Vector c is shifted parallel to itself
Now we see the tail of vectors b and c are coincide with each other, therefore is the same as the exterior angle make with an equilateral triangle = 120°.
- a and c vectors
The tail of a and c coincide
For vectors a and c, the tail of both the vectors coincide with each other, hence the angle between the a and c vector is the same as the angle between two sides of the equilateral triangle = 60°.
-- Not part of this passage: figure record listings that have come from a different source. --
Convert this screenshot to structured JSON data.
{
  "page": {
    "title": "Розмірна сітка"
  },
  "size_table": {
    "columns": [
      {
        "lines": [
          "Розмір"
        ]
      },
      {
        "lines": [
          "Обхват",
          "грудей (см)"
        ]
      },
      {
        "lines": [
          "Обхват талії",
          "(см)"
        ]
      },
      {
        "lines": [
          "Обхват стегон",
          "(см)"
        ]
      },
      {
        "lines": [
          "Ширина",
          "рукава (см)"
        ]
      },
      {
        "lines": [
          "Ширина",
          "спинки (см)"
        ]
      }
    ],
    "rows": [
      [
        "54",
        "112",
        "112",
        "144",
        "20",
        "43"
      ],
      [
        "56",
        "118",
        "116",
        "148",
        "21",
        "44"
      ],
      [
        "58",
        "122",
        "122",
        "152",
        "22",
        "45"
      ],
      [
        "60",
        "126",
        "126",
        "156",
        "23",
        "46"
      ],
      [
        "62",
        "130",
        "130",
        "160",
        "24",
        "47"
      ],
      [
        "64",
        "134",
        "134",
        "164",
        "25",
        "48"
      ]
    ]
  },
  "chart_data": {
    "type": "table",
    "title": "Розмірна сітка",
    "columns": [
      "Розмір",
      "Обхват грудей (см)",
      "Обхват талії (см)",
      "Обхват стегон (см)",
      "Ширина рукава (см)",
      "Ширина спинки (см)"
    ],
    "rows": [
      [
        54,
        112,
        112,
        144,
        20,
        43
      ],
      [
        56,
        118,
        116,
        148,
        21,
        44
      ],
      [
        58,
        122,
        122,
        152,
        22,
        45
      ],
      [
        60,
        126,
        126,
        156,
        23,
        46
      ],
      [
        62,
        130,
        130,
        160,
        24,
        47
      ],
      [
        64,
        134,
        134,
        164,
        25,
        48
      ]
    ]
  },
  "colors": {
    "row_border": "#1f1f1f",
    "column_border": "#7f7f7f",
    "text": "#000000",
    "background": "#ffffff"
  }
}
**Problem 2: Find angle between the vectors A = i + j + k and vector B = -2i - 2j - 2k.
From the formula,
A = Axi + Ayj + Azk
B= Bxi + Byj + Bzk
cosθ= \frac{(Ax.Bx+Ay.By+Az.Bz)}{(\sqrt{Ax^2+Ay^2+Az^2}×\sqrt{Bx^2+By^2+Bz^2})}
Here in the Given question, A= i + j + k and B= -2i -2j -2k
Substituting the values in the formula
cosθ = \frac{(1.(-2)+1.(-2)+1.(-2))}{(\sqrt{1^2+1^2+1^2}×\sqrt{(-2)^2+(-2)^2+(-2)^2})}
cosθ = \frac{(-2-2-2)}{(\sqrt{1+1+1}×\sqrt{4+4+4})}
cosθ = \frac{-6}{(\sqrt{3}×\sqrt{12})}
cosθ = \frac{-6}{(\sqrt{36})}
cosθ = -6/6 = -1
θ = 180°
**Problem 3: Find angle between vector A = 3i + 4j and B = 2i + j
A = Axi + Ayj + Azk
B = Bxi + Byj + Bzk
cosθ = \frac{(Ax.Bx+Ay.By+Az.Bz)}{(\sqrt{Ax^2+Ay^2+Az^2}×\sqrt{Bx^2+By^2+Bz^2})}
Here Given, A= 3i + 4j + 0k and B= 2i + j + 0k
Substituting the values in the formula,
cosθ = \frac{(3.2+4.1+0.0)}{(\sqrt{3^2+4^2+0^2}×\sqrt{2^2+1^2+0^2})}
cosθ = \frac{(6+4+0)}{(\sqrt{9+16+0}×\sqrt{4+1+0})}
cosθ = \frac{(10)}{(\sqrt{25}×\sqrt{5})}
cosθ = \frac{(10)}{(\sqrt{125})}
θ = cos-1 (\frac{(10)}{5.(\sqrt{5})})
θ = cos-1 (\frac{2}{(\sqrt{5})})
**Problem 4: Find the angle between vector A = i + j and Vector B = j + k.
From the formula,
A = Axi + Ayj + Azk
B = Bxi + Byj + Bzk
cosθ = \frac{(Ax.Bx+Ay.By+Az.Bz)}{(\sqrt{Ax^2+Ay^2+Az^2}×\sqrt{Bx^2+By^2+Bz^2})}
Here , A = i + j and B = j + k
cosθ = \frac{(1.0+1.1+0.1)}{(\sqrt{1^2+1^2+0^2}×\sqrt{0^2+1^2+1^2})}
cosθ = \frac{(1)}{(\sqrt{1+1+0}×\sqrt{0+1+1})}
cosθ =\frac{1}{(\sqrt{2}×\sqrt{2})}
θ = cos-1 (1/2) = 60°
Practice Problems
- Find the angle between vectors 2\hat{i}+\hat{j}\ \text{and}\ \hat{i}+2\hat{j}
- Determine whether vectors 3\hat{i}-2\hat{j}\ \text{and}\ 2\hat{i}+3\hat{j} are perpendicular.
- Find the angle between vectors (1,0,1) and (2,1,0).
- Find the angle between vectors 2\hat{i}+3\hat{j}+\hat{k}\ \text{and}\ \hat{i}-\hat{j}+2\hat{k}
- Show that vectors (1, 1, 1) and (−1, −1, −1) are oppositely directed.